I handed the shifty little son of a bitch his goggles, grateful as hell he was on my side, and he led the way through the garage. We weaved between armored transports, avoiding detection as best as possible.

The LCB wasn’t especially wide, its underground parking structure stretched out beneath it like the roots beneath a tree. A single hub sat in the middle of the structure with a single bank of ten elevators and two stairwells leading into the building—a good setup for stopping Unifieds from following us down into the tunnels that would also leave us vulnerable on the way in.
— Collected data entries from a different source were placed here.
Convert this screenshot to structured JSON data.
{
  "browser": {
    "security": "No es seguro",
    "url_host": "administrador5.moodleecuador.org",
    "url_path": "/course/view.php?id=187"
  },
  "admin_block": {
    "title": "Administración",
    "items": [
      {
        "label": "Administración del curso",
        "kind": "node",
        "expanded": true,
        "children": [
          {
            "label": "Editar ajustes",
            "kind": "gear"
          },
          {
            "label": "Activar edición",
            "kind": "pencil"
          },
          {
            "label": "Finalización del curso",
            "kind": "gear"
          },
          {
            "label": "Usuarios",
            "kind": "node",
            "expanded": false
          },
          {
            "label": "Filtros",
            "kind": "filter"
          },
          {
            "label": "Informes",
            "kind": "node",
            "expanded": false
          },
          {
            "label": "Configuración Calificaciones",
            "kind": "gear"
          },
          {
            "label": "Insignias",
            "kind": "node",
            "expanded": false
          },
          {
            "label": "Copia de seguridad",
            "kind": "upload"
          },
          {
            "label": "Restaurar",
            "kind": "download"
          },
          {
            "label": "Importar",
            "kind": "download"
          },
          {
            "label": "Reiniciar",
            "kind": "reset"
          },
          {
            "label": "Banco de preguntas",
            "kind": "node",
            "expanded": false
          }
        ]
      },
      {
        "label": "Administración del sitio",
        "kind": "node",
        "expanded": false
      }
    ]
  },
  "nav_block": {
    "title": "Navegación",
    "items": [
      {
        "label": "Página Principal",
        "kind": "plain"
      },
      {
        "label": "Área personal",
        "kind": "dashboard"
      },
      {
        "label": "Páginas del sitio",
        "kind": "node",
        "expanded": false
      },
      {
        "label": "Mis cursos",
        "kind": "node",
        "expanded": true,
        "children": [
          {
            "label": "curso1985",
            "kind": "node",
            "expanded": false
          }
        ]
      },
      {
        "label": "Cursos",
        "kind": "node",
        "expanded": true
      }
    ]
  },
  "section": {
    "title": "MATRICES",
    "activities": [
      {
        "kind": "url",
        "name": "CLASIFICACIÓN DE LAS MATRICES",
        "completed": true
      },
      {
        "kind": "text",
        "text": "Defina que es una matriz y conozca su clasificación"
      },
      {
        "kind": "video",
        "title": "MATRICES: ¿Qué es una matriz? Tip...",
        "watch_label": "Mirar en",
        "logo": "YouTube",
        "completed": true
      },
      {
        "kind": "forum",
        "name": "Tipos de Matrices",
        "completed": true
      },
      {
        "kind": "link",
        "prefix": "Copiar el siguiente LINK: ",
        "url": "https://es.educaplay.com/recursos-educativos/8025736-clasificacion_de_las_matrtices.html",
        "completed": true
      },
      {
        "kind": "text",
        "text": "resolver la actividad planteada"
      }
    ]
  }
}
It was a bottleneck. Lord, I hated bottlenecks.

On the other hand, I didn’t need to escape. If worst came to worst, I could explode the damn nukes whenever I wanted.

We walked to the door leading into the hub. Looking through the window, I saw brightly lit emptiness, walls with panels of brushed-steel doors, and nothing more.

“Do you want to take the stairs or the elevator?” Naens asked me.

They’re both traps,
I thought.
The stairs are a tube; the elevator is a box.
The elevator was better, though. Once inside the elevator, I could press buttons leading to the top, then climb onto the roof of the car.

“Elevator,” I said.

Naens nodded. “I’ll rig the stairs,” he said.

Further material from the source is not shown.